Figures & data
Figure 1 Reduced GRα expression and activity in COPD HBE cells. (A) GRα expression in DHBE (also described as COPD HBE in the text) and NHBE cells, determined by Western blotting and quantified by densitometric analysis. β-Actin served as a loading control. (B) DNA-binding activities of GRα and NF-κB p65 in NHBE and DHBE cells. Data are expressed as means ± SD. n = 4; ***P < 0.001.
Figure 2 Rofl induces GRα expression in COPD HBE cells. (A-B) COPD HBE cells were treated with the indicated concentrations of Rofl for 6 h (A) or with 1 µM of Rofl for the indicated periods (B) and GRα levels determined by Western blotting in whole-cell extracts and quantified by densitometric analysis. β-Actin served as a loading control. (C) Time course of transcriptional response to Rofl. After COPD HBE cells were treated with 1 µM Rofl or Veh control for 6 h, nascent mRNA captured by Click-iT Nascent RNA Capture Kit. Relative mRNA levels of GRα were measured by real-time PCR. (D) Effects of Rofl vs. Veh control on GRα mRNA stability in COPD HBE cells were determined by incubation in growth medium containing 5-EU followed by incubation in growth medium without 5-EU for the indicated periods. After total mRNA isolation, labeled mRNA was captured and analyzed with Click-iT Nascent RNA Capture Kit. Data are expressed as means ± SD; n = 3. **P < 0.01, ***P < 0.001.

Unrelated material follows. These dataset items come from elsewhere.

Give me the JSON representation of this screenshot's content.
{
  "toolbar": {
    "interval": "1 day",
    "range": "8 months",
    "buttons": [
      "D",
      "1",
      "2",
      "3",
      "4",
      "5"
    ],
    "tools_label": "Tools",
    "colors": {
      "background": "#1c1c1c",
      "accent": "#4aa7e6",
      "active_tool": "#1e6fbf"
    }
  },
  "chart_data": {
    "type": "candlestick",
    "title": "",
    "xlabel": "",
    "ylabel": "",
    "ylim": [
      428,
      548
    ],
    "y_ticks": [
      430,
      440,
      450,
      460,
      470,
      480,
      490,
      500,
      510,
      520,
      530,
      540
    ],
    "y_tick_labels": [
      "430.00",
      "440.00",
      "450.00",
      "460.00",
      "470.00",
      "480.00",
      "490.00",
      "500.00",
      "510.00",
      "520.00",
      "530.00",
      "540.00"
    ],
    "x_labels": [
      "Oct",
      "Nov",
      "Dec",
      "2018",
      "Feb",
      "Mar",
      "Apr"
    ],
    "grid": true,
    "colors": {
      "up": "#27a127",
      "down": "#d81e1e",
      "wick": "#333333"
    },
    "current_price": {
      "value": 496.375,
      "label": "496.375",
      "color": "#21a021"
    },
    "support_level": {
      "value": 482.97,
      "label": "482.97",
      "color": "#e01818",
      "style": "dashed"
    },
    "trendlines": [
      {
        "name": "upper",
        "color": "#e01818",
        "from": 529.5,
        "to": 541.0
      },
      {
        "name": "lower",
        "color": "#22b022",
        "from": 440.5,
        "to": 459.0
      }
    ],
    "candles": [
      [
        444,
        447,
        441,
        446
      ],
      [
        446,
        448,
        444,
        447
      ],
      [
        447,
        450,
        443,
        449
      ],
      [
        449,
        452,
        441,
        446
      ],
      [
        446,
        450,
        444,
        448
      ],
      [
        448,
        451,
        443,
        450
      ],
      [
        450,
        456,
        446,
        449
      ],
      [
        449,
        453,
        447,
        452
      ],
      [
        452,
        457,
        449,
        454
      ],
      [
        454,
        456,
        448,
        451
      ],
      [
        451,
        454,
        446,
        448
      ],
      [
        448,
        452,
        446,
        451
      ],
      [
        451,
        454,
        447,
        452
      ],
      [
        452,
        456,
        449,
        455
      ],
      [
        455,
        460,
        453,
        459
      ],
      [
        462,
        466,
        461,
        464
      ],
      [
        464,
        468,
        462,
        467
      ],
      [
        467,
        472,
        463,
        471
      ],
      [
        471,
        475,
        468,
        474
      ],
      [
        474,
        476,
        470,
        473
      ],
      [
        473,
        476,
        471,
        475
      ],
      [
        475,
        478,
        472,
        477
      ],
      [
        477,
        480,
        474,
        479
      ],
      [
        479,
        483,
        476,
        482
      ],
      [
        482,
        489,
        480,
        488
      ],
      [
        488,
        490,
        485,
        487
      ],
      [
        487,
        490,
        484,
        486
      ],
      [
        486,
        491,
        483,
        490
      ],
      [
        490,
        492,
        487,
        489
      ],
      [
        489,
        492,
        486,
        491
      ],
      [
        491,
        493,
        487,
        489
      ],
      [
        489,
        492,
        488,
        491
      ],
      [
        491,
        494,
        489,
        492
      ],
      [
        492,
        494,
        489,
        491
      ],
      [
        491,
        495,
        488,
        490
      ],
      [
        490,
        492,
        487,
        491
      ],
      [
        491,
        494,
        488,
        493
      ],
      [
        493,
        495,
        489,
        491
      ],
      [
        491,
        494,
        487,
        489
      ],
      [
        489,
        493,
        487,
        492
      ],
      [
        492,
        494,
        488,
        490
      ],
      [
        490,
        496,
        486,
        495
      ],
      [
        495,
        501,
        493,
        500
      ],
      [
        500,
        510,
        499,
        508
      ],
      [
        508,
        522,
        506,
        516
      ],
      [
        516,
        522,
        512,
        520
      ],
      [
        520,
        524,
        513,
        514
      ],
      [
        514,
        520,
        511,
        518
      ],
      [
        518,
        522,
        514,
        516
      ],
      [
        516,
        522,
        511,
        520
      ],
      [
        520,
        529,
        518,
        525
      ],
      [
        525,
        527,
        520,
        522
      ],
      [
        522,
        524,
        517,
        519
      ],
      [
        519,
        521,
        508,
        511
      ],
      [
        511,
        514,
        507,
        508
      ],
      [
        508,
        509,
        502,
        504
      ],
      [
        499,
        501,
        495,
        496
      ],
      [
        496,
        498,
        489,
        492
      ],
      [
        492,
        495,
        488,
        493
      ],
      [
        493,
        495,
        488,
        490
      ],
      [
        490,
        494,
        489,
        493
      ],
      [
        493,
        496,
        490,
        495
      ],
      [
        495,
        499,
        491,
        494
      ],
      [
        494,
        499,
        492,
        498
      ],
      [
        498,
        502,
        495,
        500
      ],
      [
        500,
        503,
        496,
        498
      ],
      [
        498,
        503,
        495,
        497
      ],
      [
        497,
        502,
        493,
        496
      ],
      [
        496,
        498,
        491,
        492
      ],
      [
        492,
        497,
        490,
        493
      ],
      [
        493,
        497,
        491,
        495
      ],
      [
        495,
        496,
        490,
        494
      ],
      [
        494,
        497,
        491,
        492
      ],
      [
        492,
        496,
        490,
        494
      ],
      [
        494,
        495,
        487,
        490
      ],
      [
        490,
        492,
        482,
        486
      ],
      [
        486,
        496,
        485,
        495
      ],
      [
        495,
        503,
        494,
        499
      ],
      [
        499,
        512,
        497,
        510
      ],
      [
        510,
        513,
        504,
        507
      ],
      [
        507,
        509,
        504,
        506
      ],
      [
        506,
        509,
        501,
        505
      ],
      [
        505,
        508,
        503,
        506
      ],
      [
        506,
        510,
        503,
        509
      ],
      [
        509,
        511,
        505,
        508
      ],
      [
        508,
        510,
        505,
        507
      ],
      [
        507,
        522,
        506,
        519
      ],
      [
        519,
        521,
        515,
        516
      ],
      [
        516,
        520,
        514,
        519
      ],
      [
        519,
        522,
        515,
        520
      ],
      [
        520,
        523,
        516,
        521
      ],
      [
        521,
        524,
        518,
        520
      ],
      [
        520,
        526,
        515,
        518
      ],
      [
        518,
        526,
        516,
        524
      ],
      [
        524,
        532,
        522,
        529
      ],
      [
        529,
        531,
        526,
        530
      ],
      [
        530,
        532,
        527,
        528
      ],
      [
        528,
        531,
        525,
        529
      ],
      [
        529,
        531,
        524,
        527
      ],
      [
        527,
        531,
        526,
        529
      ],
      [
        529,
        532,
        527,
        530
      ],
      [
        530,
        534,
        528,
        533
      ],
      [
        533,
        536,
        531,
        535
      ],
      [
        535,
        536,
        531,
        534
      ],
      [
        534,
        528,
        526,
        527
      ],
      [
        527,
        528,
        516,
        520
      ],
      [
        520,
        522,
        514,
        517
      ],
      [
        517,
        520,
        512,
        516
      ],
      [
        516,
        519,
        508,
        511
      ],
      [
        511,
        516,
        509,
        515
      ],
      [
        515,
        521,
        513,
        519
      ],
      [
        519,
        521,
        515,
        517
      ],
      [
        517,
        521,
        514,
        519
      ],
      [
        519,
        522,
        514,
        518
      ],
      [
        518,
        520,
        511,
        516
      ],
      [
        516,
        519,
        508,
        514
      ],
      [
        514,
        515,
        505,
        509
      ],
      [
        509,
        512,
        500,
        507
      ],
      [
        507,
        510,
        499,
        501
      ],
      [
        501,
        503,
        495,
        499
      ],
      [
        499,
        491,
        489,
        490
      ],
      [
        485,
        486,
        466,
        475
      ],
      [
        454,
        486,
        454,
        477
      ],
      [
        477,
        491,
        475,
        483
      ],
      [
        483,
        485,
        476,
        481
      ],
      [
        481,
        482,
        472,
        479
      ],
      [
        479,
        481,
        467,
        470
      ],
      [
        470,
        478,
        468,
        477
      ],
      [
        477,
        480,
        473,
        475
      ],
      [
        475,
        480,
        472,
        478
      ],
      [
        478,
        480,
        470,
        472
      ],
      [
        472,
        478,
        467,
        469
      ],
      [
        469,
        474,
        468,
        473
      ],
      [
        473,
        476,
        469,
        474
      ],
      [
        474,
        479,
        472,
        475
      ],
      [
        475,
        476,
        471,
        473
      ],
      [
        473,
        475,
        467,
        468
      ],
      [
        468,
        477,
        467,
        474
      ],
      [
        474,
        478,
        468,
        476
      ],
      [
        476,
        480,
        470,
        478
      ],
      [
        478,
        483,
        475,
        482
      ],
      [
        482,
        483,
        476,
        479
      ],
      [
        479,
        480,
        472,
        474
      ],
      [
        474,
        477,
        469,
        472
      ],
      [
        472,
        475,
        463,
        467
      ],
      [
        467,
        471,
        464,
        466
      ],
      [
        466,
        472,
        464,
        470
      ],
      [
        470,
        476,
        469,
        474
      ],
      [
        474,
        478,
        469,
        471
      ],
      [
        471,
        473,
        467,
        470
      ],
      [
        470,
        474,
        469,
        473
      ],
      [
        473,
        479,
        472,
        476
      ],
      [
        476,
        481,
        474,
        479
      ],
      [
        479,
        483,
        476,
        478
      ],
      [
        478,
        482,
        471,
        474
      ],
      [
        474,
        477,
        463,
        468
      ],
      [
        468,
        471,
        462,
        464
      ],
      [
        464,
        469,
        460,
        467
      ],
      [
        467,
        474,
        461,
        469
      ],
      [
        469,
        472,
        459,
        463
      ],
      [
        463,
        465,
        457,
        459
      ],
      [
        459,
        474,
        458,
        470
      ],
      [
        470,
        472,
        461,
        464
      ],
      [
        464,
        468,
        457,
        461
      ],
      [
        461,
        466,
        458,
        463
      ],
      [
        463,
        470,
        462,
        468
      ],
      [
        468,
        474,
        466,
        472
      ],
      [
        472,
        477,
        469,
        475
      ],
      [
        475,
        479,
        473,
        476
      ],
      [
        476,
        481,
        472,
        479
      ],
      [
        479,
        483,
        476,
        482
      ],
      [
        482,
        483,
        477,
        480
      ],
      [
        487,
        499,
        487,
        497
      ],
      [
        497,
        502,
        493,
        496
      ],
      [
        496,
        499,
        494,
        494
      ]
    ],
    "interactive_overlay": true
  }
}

Figure 3 Rofl stimulates GRα promoter activity and induces GRα transcriptional activity. (A) Promoter activity. COPD HBE cells were treated with Rofl (0.5 or 1 µM) or Veh for 6 h, and then nuclear extracts were obtained and incubated with the indicated biotinylated double-stranded oligonucleotides corresponding to the following: WT or Mu GRα-CRE, the consensus CRE (positive control), or a nonspecific sequence (negative control). Bead-bound oligonucleotide-protein complexes were eluted and subjected to Western blotting to identify the presence of CREB. Western blotting for Lamin B1 was used as a control for non-specific interaction. Nuclear extracts without added nucleotides were loaded as input. (B) Transcriptional activity. GRα reporter cells were treated with the indicated concentrations (0–3 nM) of Rofl, Dex, or a combination of both for 24 h. GRα transcriptional activity, shown as the percent maximal response, was then measured using a GRα-specific reporter assay. Concentration-response curve fitting was performed by non-linear regression. Results were reproduced independently at least twice. Data are expressed as means ± SD; n = 3, ***P < 0.001.
Figure 4 Rofl inhibits IL-8 and TNFα production in COPD HBE cells additively with Dex in a GRα-dependent manner. (A-B) COPD HBE cells were treated with Rofl, Dex, or combined Rofl and Dex at indicated concentrations for 6 h. Culture medium was then collected, and IL-8 (A) and TNFα (B) levels in medium were determined by ELISA. Inhibitory effects of treatments are shown as fractional response. Curves were fitted by non-linear regression and the Bliss independence model. (C-D) COPD HBE cells received 24 h-transfection with scrambled or GRα siRNA and then were treated with Veh or combined Rofl and Dex (1 µM each) for 6 h. IL-8 (C) and TNFα (D) levels in culture medium were determined by ELISA. Data are expressed as means ± SD; n = 3. *P < 0.05, ***P < 0.001. (E) GRα expression in siRNA-transfected COPD HBE cells was determined by Western blotting and quantified by densitometric analysis. β-Actin served as a loading control. **P < 0.01.